There are some households in which there are no children, and there are some in which the good things of this life are very abundant. To these it may not be very impertinent to suggest a remembrance of the old alderman of Lynn’s kindly benefaction. To beg leave for the children of the workhouse to gather May-day nosegays for you, and to give them a May feast afterwards, would be to give pleasure of a kind in which such unhomely lives are most deficient.

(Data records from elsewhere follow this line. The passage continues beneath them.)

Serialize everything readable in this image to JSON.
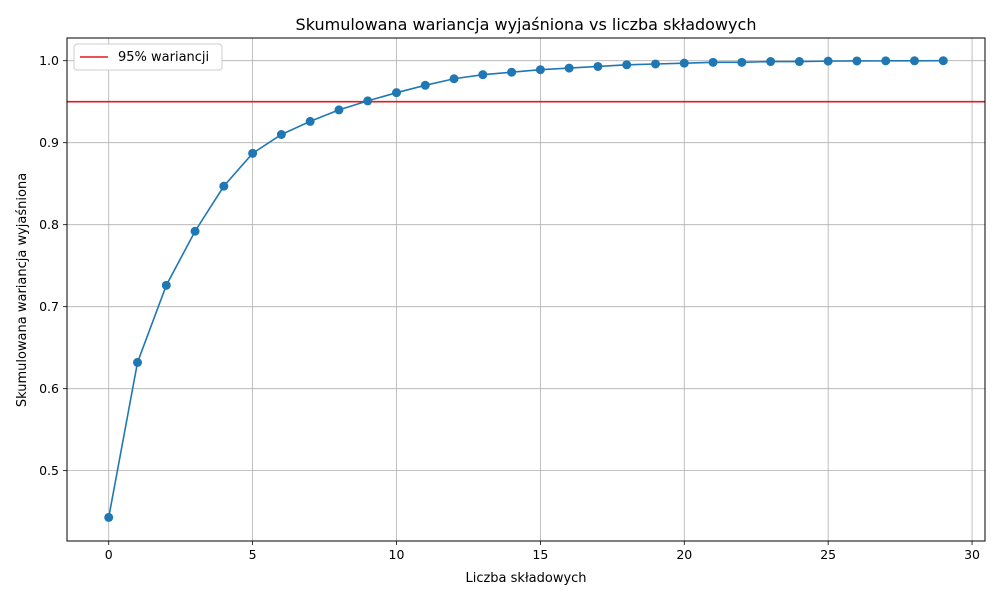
{
  "chart_data": {
    "type": "line",
    "title": "Skumulowana wariancja wyjaśniona vs liczba składowych",
    "xlabel": "Liczba składowych",
    "ylabel": "Skumulowana wariancja wyjaśniona",
    "xlim": [
      -1.45,
      30.45
    ],
    "ylim": [
      0.4142,
      1.0277
    ],
    "xticks": [
      0,
      5,
      10,
      15,
      20,
      25,
      30
    ],
    "yticks": [
      0.5,
      0.6,
      0.7,
      0.8,
      0.9,
      1.0
    ],
    "ytick_labels": [
      "0.5",
      "0.6",
      "0.7",
      "0.8",
      "0.9",
      "1.0"
    ],
    "grid": true,
    "legend_position": "upper-left",
    "series": [
      {
        "color": "#1f77b4",
        "marker": "circle",
        "x": [
          0,
          1,
          2,
          3,
          4,
          5,
          6,
          7,
          8,
          9,
          10,
          11,
          12,
          13,
          14,
          15,
          16,
          17,
          18,
          19,
          20,
          21,
          22,
          23,
          24,
          25,
          26,
          27,
          28,
          29
        ],
        "values": [
          0.443,
          0.632,
          0.726,
          0.792,
          0.847,
          0.887,
          0.91,
          0.926,
          0.94,
          0.951,
          0.961,
          0.97,
          0.978,
          0.983,
          0.986,
          0.989,
          0.991,
          0.993,
          0.995,
          0.996,
          0.997,
          0.998,
          0.998,
          0.999,
          0.999,
          0.9995,
          0.9997,
          0.9998,
          0.9999,
          1.0
        ]
      }
    ],
    "reference_line": {
      "name": "95% wariancji",
      "y": 0.95,
      "color": "#e31a1c"
    }
  }
}
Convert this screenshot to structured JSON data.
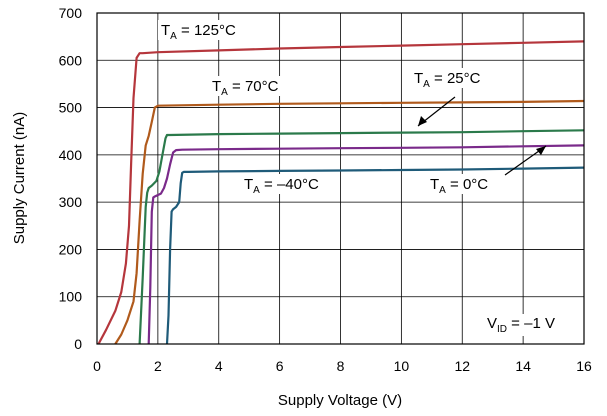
{
  "chart_data": {
    "type": "line",
    "xlabel": "Supply Voltage (V)",
    "ylabel": "Supply Current (nA)",
    "xlim": [
      0,
      16
    ],
    "ylim": [
      0,
      700
    ],
    "xticks": [
      0,
      2,
      4,
      6,
      8,
      10,
      12,
      14,
      16
    ],
    "yticks": [
      0,
      100,
      200,
      300,
      400,
      500,
      600,
      700
    ],
    "grid": true,
    "series": [
      {
        "name": "TA = 125°C",
        "color": "#b5363c",
        "x": [
          0.05,
          0.3,
          0.6,
          0.8,
          0.95,
          1.05,
          1.12,
          1.2,
          1.3,
          1.4,
          1.5,
          2.0,
          4.0,
          6.0,
          8.0,
          10.0,
          12.0,
          14.0,
          16.0
        ],
        "y": [
          0,
          30,
          70,
          110,
          170,
          250,
          380,
          520,
          605,
          615,
          615,
          617,
          621,
          625,
          628,
          631,
          634,
          637,
          640
        ]
      },
      {
        "name": "TA = 70°C",
        "color": "#b05a1c",
        "x": [
          0.6,
          0.8,
          1.0,
          1.2,
          1.3,
          1.4,
          1.5,
          1.6,
          1.7,
          1.8,
          1.9,
          2.0,
          4.0,
          6.0,
          8.0,
          10.0,
          12.0,
          14.0,
          16.0
        ],
        "y": [
          0,
          20,
          50,
          90,
          150,
          260,
          360,
          420,
          440,
          470,
          500,
          504,
          506,
          508,
          509,
          510,
          511,
          512,
          514
        ]
      },
      {
        "name": "TA = 25°C",
        "color": "#2b7a4b",
        "x": [
          1.4,
          1.5,
          1.6,
          1.65,
          1.7,
          1.8,
          1.95,
          2.05,
          2.15,
          2.25,
          2.3,
          2.4,
          4.0,
          6.0,
          8.0,
          10.0,
          12.0,
          14.0,
          16.0
        ],
        "y": [
          0,
          140,
          290,
          320,
          330,
          335,
          345,
          365,
          400,
          435,
          442,
          442,
          444,
          445,
          446,
          447,
          448,
          450,
          452
        ]
      },
      {
        "name": "TA = –40°C",
        "color": "#1f5b79",
        "x": [
          2.3,
          2.35,
          2.4,
          2.45,
          2.5,
          2.6,
          2.7,
          2.75,
          2.8,
          2.85,
          3.0,
          4.0,
          6.0,
          8.0,
          10.0,
          12.0,
          14.0,
          16.0
        ],
        "y": [
          0,
          60,
          200,
          280,
          285,
          290,
          300,
          340,
          362,
          364,
          364,
          365,
          366,
          367,
          368,
          369,
          371,
          373
        ]
      },
      {
        "name": "TA = 0°C",
        "color": "#7a2a8a",
        "x": [
          1.7,
          1.75,
          1.8,
          1.85,
          1.9,
          2.0,
          2.1,
          2.2,
          2.3,
          2.4,
          2.5,
          2.6,
          2.8,
          4.0,
          6.0,
          8.0,
          10.0,
          12.0,
          14.0,
          16.0
        ],
        "y": [
          0,
          120,
          280,
          310,
          312,
          315,
          318,
          330,
          350,
          380,
          405,
          410,
          411,
          412,
          413,
          414,
          415,
          416,
          418,
          420
        ]
      }
    ],
    "annotations": [
      {
        "id": "t125",
        "main": "T",
        "sub": "A",
        "rest": " = 125°C"
      },
      {
        "id": "t70",
        "main": "T",
        "sub": "A",
        "rest": " = 70°C"
      },
      {
        "id": "t25",
        "main": "T",
        "sub": "A",
        "rest": " = 25°C"
      },
      {
        "id": "tm40",
        "main": "T",
        "sub": "A",
        "rest": " = –40°C"
      },
      {
        "id": "t0",
        "main": "T",
        "sub": "A",
        "rest": " = 0°C"
      },
      {
        "id": "vid",
        "main": "V",
        "sub": "ID",
        "rest": " = –1 V"
      }
    ]
  }
}
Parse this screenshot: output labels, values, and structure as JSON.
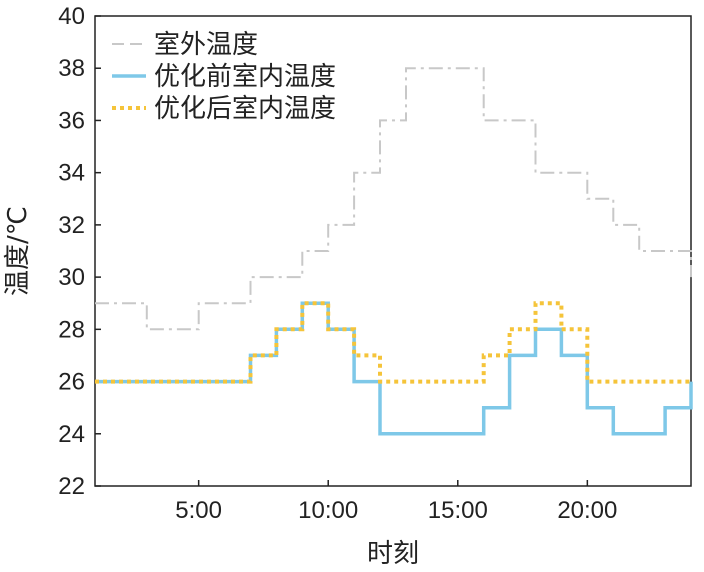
{
  "chart_data": {
    "type": "line",
    "step": true,
    "xlabel": "时刻",
    "ylabel": "温度/℃",
    "xlim": [
      1,
      24
    ],
    "ylim": [
      22,
      40
    ],
    "x_ticks": [
      5,
      10,
      15,
      20
    ],
    "x_tick_labels": [
      "5:00",
      "10:00",
      "15:00",
      "20:00"
    ],
    "y_ticks": [
      22,
      24,
      26,
      28,
      30,
      32,
      34,
      36,
      38,
      40
    ],
    "y_tick_labels": [
      "22",
      "24",
      "26",
      "28",
      "30",
      "32",
      "34",
      "36",
      "38",
      "40"
    ],
    "grid": false,
    "legend_position": "top-left",
    "hours": [
      1,
      2,
      3,
      4,
      5,
      6,
      7,
      8,
      9,
      10,
      11,
      12,
      13,
      14,
      15,
      16,
      17,
      18,
      19,
      20,
      21,
      22,
      23,
      24
    ],
    "series": [
      {
        "name": "室外温度",
        "color": "#c8c8c8",
        "dash": "dash-dot",
        "values": [
          29,
          29,
          28,
          28,
          29,
          29,
          30,
          30,
          31,
          32,
          34,
          36,
          38,
          38,
          38,
          36,
          36,
          34,
          34,
          33,
          32,
          31,
          31,
          30
        ]
      },
      {
        "name": "优化前室内温度",
        "color": "#7ec8e8",
        "dash": "solid",
        "values": [
          26,
          26,
          26,
          26,
          26,
          26,
          27,
          28,
          29,
          28,
          26,
          24,
          24,
          24,
          24,
          25,
          27,
          28,
          27,
          25,
          24,
          24,
          25,
          26
        ]
      },
      {
        "name": "优化后室内温度",
        "color": "#f5c43a",
        "dash": "dotted",
        "values": [
          26,
          26,
          26,
          26,
          26,
          26,
          27,
          28,
          29,
          28,
          27,
          26,
          26,
          26,
          26,
          27,
          28,
          29,
          28,
          26,
          26,
          26,
          26,
          26
        ]
      }
    ]
  }
}
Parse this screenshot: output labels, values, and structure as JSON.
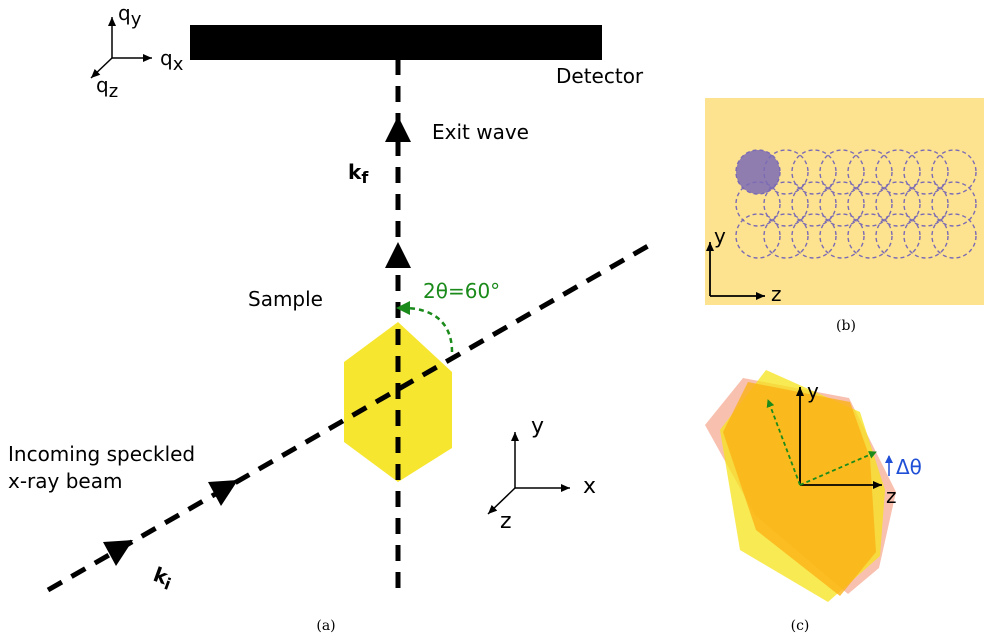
{
  "panel_a": {
    "detector_label": "Detector",
    "exit_wave_label": "Exit wave",
    "kf_label": "k",
    "kf_sub": "f",
    "angle_label": "2θ=60°",
    "sample_label": "Sample",
    "incoming_line1": "Incoming speckled",
    "incoming_line2": "x-ray beam",
    "ki_label": "k",
    "ki_sub": "i",
    "q_axes": {
      "y": "q",
      "y_sub": "y",
      "x": "q",
      "x_sub": "x",
      "z": "q",
      "z_sub": "z"
    },
    "lab_axes": {
      "y": "y",
      "x": "x",
      "z": "z"
    },
    "caption": "(a)"
  },
  "panel_b": {
    "axis_y": "y",
    "axis_z": "z",
    "caption": "(b)"
  },
  "panel_c": {
    "axis_y": "y",
    "axis_z": "z",
    "rotation_label": "Δθ",
    "caption": "(c)"
  },
  "colors": {
    "sample_yellow": "#f5e31a",
    "rotated_salmon": "#f7b9a6",
    "overlap_orange": "#fbb117",
    "scan_background": "#fde38f",
    "probe_purple": "#7b6bb5",
    "angle_green": "#1a8a1a",
    "delta_blue": "#1f4fd6"
  }
}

A country ramble “with an object,” and the grace-in-memory of a traditionary holiday and feast, shared in common with many homes and with other children.
To go a-Maying “to fetche the flowres fresh” is indeed the best part of the whole affair.
But, when the sunny bank under the hedge is pale with primroses, when dog-violets spread a mauve carpet over clearings in the little wood, if cowslips be plentiful though oxslips are few, and rare orchids bless the bogs of our locality, pushing strange insect heads, through beds of Drosera bathed in perpetual dew—then, dear children, restrain the natural impulse to grub everything up and take the whole flora of the neighbourhood home in your pinafores. In the first place, you can’t. In the second place, it would be very hard on other people if you could. Cull skilfully, tenderly, unselfishly, and remember what my mother used to say to me and my brothers and sisters when we were “collecting” anything, from fresh-water algae to violet roots for our very own gardens, “Leave some for the Naiads and Dryads.”